A inclusão produtiva merece uma atenção maior da parte das políticas públicas e o momento é bem oportuno para o debate. Nesse sentido, atendendo ao convite do Instituto de Desenvolvimento Educacional e Industrial do Espírito Santo (Ideies/Findes), encaminhei um breve artigo para o “Boletim Econômico Capixaba”, edição de julho, sobre desenvolvimento inclusivo.
De acordo com o Centro de Comércio Internacional (ITC, em inglês), a produtividade nas pequenas e médias empresas (PMEs) brasileiras é da ordem de 30% da produtividade das grandes firmas, algo comum nos países em desenvolvimento.

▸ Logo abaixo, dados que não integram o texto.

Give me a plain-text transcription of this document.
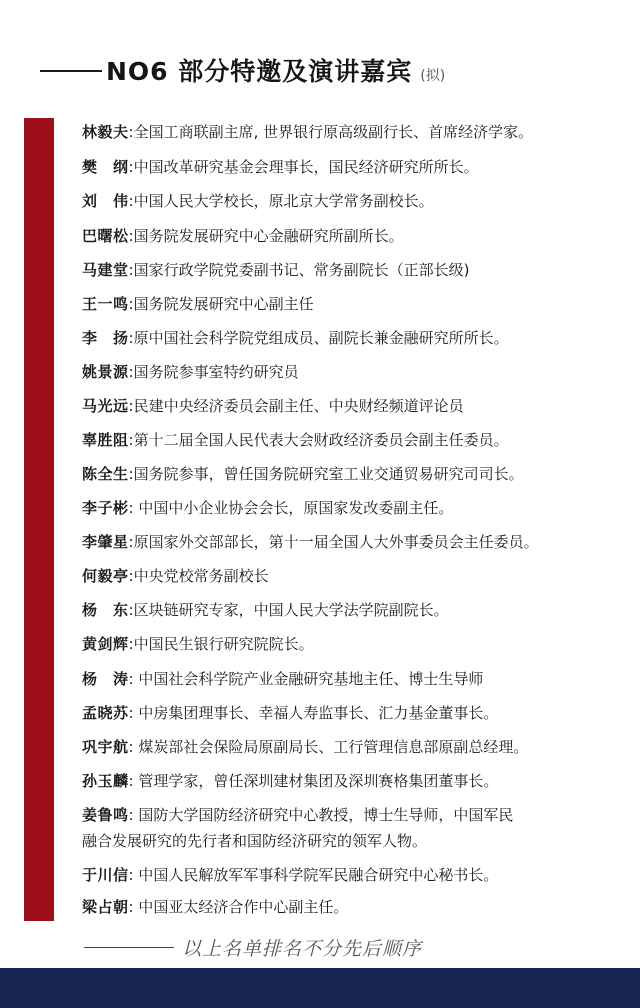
NO6 部分特邀及演讲嘉宾 (拟)
林毅夫:全国工商联副主席, 世界银行原高级副行长、首席经济学家。
樊　纲:中国改革研究基金会理事长，国民经济研究所所长。
刘　伟:中国人民大学校长，原北京大学常务副校长。
巴曙松:国务院发展研究中心金融研究所副所长。
马建堂:国家行政学院党委副书记、常务副院长（正部长级)
王一鸣:国务院发展研究中心副主任
李　扬:原中国社会科学院党组成员、副院长兼金融研究所所长。
姚景源:国务院参事室特约研究员
马光远:民建中央经济委员会副主任、中央财经频道评论员
辜胜阻:第十二届全国人民代表大会财政经济委员会副主任委员。
陈全生:国务院参事，曾任国务院研究室工业交通贸易研究司司长。
李子彬: 中国中小企业协会会长，原国家发改委副主任。
李肇星:原国家外交部部长，第十一届全国人大外事委员会主任委员。
何毅亭:中央党校常务副校长
杨　东:区块链研究专家，中国人民大学法学院副院长。
黄剑辉:中国民生银行研究院院长。
杨　涛: 中国社会科学院产业金融研究基地主任、博士生导师
孟晓苏: 中房集团理事长、幸福人寿监事长、汇力基金董事长。
巩宇航: 煤炭部社会保险局原副局长、工行管理信息部原副总经理。
孙玉麟: 管理学家，曾任深圳建材集团及深圳赛格集团董事长。
姜鲁鸣: 国防大学国防经济研究中心教授，博士生导师，中国军民
融合发展研究的先行者和国防经济研究的领军人物。
于川信: 中国人民解放军军事科学院军民融合研究中心秘书长。
梁占朝: 中国亚太经济合作中心副主任。
以上名单排名不分先后顺序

Na Alemanha, por sua vez, essa relação é de 70%. As PMEs empregam entre 60% e 70% dos trabalhadores no mundo, sendo que respondem por aproximadamente 95% das firmas, 50% do valor adicionado e são classificadas de formas distintas pelos países.
Segundo trabalhos publicados por Dani Rodrik, professor da Universidade de Harvard, a produtividade do trabalho é bem maior nas manufaturas do que no restante da economia
Grandes diferenças nas produtividades encontradas nos países em desenvolvimento acabam refletidas nos diferenciais de salários pagos aos trabalhadores das firmas de portes distintos e explicam boa parte do fenômeno conhecido na literatura como a “armadilha da renda média”. Tal conceito, que deriva do trabalho do economista Arthur Lewis (1915-1991), compreende o conjunto de dificuldades que um país apresenta para transitar de níveis baixos de desenvolvimento para o patamar de alto desenvolvimento.
Nossa arrancada desenvolvimentista, entre 1930 e 1980, se processou pelas vias da substituição de importações de bens, sendo que desde meados dos anos 1980 sofremos desindustrialização prematura e regressão da complexidade econômica exportadora. O desafio para as PMEs dos países em desenvolvimento, cuja informalidade média é estimada em 77%, é evitar o aprisionamento em atividades de baixo valor agregado.
Segundo trabalhos publicados por Dani Rodrik, professor da Universidade de Harvard, a produtividade do trabalho é bem maior nas manufaturas do que no restante da economia. O setor manufatureiro costuma ser onde as classes médias tomam forma, crescem e a evolução da indústria de transformação se mostrou central para o vigor de uma democracia.
Melhorar o ambiente econômico para estimular a industrialização de PMEs brasileiras mostra-se algo bem interessante, pois estamos vivendo a perspectiva da quarta revolução industrial e o setor de serviços doméstico não foi capaz de acomodar, de forma sustentada, a nova classe média de renda brasileira sem gerar grandes pressões inflacionárias.